New Rules for Flat Screens

New rules for Energy Star labels on flat-screen TVs will require them to be 40% more efficient than conventional models.© The California Energy Commission

If you’ve long suspected that the brilliant, digital, 50-inch image you were enjoying on your new flat-screen TV was sucking up a bit more energy than your old model, pat yourself on the back. Here are how the various models stack up, energy-wise, according to the California Energy Commission: a 30-inch old-school cathode ray television consumes 101 watts, a 36-inch LCD, 144 watts, a 48-inch Plasma TV…wait for it…361 watts. And Plasmas are worse than LCDs: a 42-inch LCD uses 203 watts; a 42-inch Plasma, 271 watts. It used to be that the home refrigerator was the big energy hog, using five times the electricity of a home television—not any more.

The commission reports that in the Golden State, bigger, better TVs in conjunction with the requisite DVRs, DVD players and cable boxes, consume a whopping 10% of a home’s electricity. In April 2009, the commission proposed new efficiency standards that would require all TVs sold in California to use 50% less energy by 2013, affecting TVs made beginning in January 2011. The measure was due to be voted on this summer.

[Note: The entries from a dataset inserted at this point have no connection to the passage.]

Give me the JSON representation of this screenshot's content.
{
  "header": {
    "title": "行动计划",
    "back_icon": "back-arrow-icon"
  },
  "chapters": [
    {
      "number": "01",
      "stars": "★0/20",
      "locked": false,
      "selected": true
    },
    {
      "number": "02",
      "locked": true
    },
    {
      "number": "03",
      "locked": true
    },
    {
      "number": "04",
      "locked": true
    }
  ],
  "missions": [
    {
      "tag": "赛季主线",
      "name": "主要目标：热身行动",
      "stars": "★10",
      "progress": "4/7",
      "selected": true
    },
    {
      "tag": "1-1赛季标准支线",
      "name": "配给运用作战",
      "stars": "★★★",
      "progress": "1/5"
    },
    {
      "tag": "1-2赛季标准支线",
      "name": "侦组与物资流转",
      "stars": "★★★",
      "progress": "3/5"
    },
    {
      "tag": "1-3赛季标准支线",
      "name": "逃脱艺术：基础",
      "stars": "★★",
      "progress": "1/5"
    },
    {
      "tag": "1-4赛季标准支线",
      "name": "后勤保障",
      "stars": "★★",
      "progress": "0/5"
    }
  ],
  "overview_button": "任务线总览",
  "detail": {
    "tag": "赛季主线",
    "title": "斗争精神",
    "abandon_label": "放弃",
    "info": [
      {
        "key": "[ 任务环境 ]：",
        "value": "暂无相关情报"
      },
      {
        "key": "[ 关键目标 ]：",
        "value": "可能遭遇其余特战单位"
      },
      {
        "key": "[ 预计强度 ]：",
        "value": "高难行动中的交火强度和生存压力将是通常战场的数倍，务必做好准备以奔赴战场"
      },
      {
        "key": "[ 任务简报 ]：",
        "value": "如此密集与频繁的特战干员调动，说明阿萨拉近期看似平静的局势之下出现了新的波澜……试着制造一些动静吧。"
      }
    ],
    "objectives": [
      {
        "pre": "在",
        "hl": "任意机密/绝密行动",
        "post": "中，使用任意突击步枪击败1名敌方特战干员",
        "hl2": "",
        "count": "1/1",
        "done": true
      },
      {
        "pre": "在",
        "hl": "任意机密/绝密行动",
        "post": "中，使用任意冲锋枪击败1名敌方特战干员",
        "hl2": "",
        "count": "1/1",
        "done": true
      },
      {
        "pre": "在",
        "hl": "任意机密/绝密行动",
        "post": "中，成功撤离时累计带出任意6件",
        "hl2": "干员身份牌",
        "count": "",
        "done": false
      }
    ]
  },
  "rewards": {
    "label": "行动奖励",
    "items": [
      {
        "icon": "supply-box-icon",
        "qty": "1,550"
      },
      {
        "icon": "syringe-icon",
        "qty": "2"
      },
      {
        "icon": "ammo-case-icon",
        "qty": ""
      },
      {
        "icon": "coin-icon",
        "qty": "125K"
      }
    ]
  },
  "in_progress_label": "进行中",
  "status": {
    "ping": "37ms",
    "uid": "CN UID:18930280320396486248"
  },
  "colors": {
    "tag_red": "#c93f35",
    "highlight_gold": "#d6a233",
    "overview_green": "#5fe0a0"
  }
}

But the Environmental Protection Agency (EPA) may have preempted them—at least in making TVs that are energy efficient even more so. On September 3, 2009, the EPA announced that it will now require TVs to be 40% more efficient than conventional models to qualify for an Energy Star label as of May 1, 2010. According to the agency, the new requirements for 46- and 50-inch TV models will deliver almost 50% savings over conventional models of the same size. In terms of savings for both consumers and the environment, the EPA puts it this way: "If all televisions sold in the United States met the new Energy Star requirements, Americans would save $2.5 billion annually in energy costs while reducing annual greenhouse gas emissions equivalent to the emissions of about 3 million cars."